Basketball season is not exactly just around the corner, yet with new NCAA guidelines that allow for practice to begin earlier, Georgia Tech is starting up with a goal of tightening down before the season opener Nov. 14 against Georgia.

As the first of 30, full-squad, full-court practices begin today, one thing won’t change: men’s head coach Brian Gregory and his assistants, including newcomers Tom Herrion and Mamadou N’Diaye, will continue an offseason quest to toughen up the Yellow Jackets.

That word can mean different things to people.
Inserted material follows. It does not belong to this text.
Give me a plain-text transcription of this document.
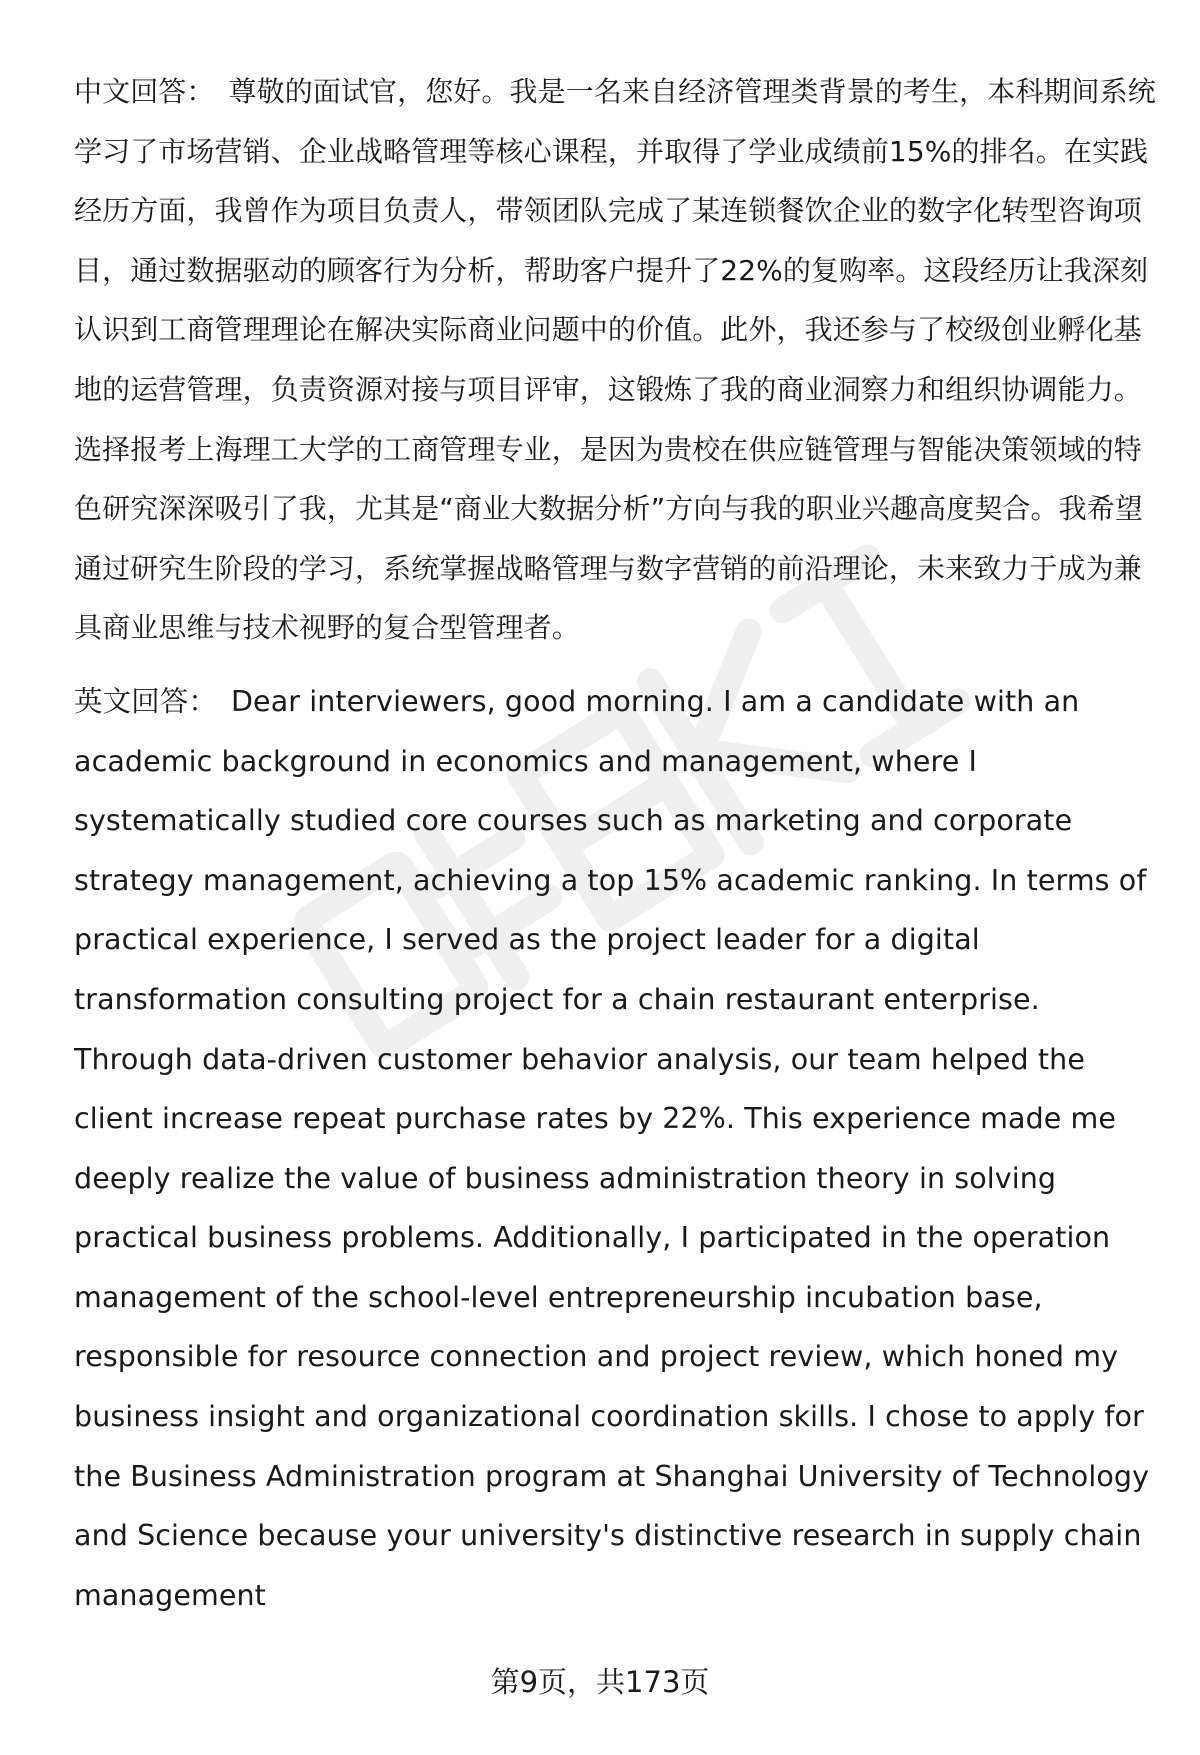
中文回答： 尊敬的面试官，您好。我是一名来自经济管理类背景的考生，本科期间系统学习了市场营销、企业战略管理等核心课程，并取得了学业成绩前15%的排名。在实践经历方面，我曾作为项目负责人，带领团队完成了某连锁餐饮企业的数字化转型咨询项目，通过数据驱动的顾客行为分析，帮助客户提升了22%的复购率。这段经历让我深刻认识到工商管理理论在解决实际商业问题中的价值。此外，我还参与了校级创业孵化基地的运营管理，负责资源对接与项目评审，这锻炼了我的商业洞察力和组织协调能力。选择报考上海理工大学的工商管理专业，是因为贵校在供应链管理与智能决策领域的特色研究深深吸引了我，尤其是“商业大数据分析”方向与我的职业兴趣高度契合。我希望通过研究生阶段的学习，系统掌握战略管理与数字营销的前沿理论，未来致力于成为兼具商业思维与技术视野的复合型管理者。

英文回答： Dear interviewers, good morning. I am a candidate with an academic background in economics and management, where I systematically studied core courses such as marketing and corporate strategy management, achieving a top 15% academic ranking. In terms of practical experience, I served as the project leader for a digital transformation consulting project for a chain restaurant enterprise. Through data-driven customer behavior analysis, our team helped the client increase repeat purchase rates by 22%. This experience made me deeply realize the value of business administration theory in solving practical business problems. Additionally, I participated in the operation management of the school-level entrepreneurship incubation base, responsible for resource connection and project review, which honed my business insight and organizational coordination skills. I chose to apply for the Business Administration program at Shanghai University of Technology and Science because your university's distinctive research in supply chain management

第9页，共173页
In Gregory’s view, the Jackets lost a few games in the waning minutes last season for sake of a loss of focus, or a shortage of toughness between the ears in crunch time.

 “It’s a lot of components,” said junior swingman Marcus Georges-Hunt, the Jackets’ leading returning scorer and the prime candidate to be Tech’s captain. “It could be getting on the floor for a loose ball, communicating, rebounding . . . there are so many things that the word brings to a team.

“To me, having mental toughness is the biggest thing. Mental toughness is where . . . some games you’re going to have to fight adversity. You can’t put your head down.”

Gregory wants the Jackets to be better at staying on task at critical times, to keep their heads up, clear and focused at all times.

“I like our pieces and the key is for us to come together and build that identity,” the coach said. “Every team has a different identity and every program has some core things that are important. Ours is going to be toughness, playing physical, defensively rebounding, and offensively moving and sharing the ball.”

There are plenty of new pieces.

The Jackets have seven new scholarship players in freshmen Tadric Jackson, Ben Lammers, and Abdoulaye Gueye and transfers Demarco Cox (Ole Miss), Charles Mitchell (Maryland), Josh Heath (South Florida) and Nick Jacobs (Alabama).

Also, transfer Robert Sampson (East Carolina) sat out last season, and redshirt freshman guard Travis Jorgenson missed all but the first three-plus games with a knee injury.

Newcomers and returnees alike have heard the same speeches.

“Any time we work out, if [Gregory] is in the gym he’s saying how we need to be a little tougher today, or fight through fatigue or come together as a unit,” Cox said.

Cox, who is 6-feet-8, 276 pounds and stout as all get-out, and Mitchell (6-8, 269) will bring a distinct physical toughness to the Jackets. Gregory said they and Sampson (6-8, 224) enter fall practice with a head start in the quest for playing time in the front court.

“Every coach talks about toughness, but coach Gregory really points it out,” said Mitchell, who played at Wheeler High in Marietta. “We know we have athleticism and strength. It’s more about being mentally tough, coming together.

 

“He talked a lot about not fighting through the end of games last year. They always say the game is 90 percent mental and 10 percent physical. It’s about being mentally tough enough to do the mental things that help win the game.”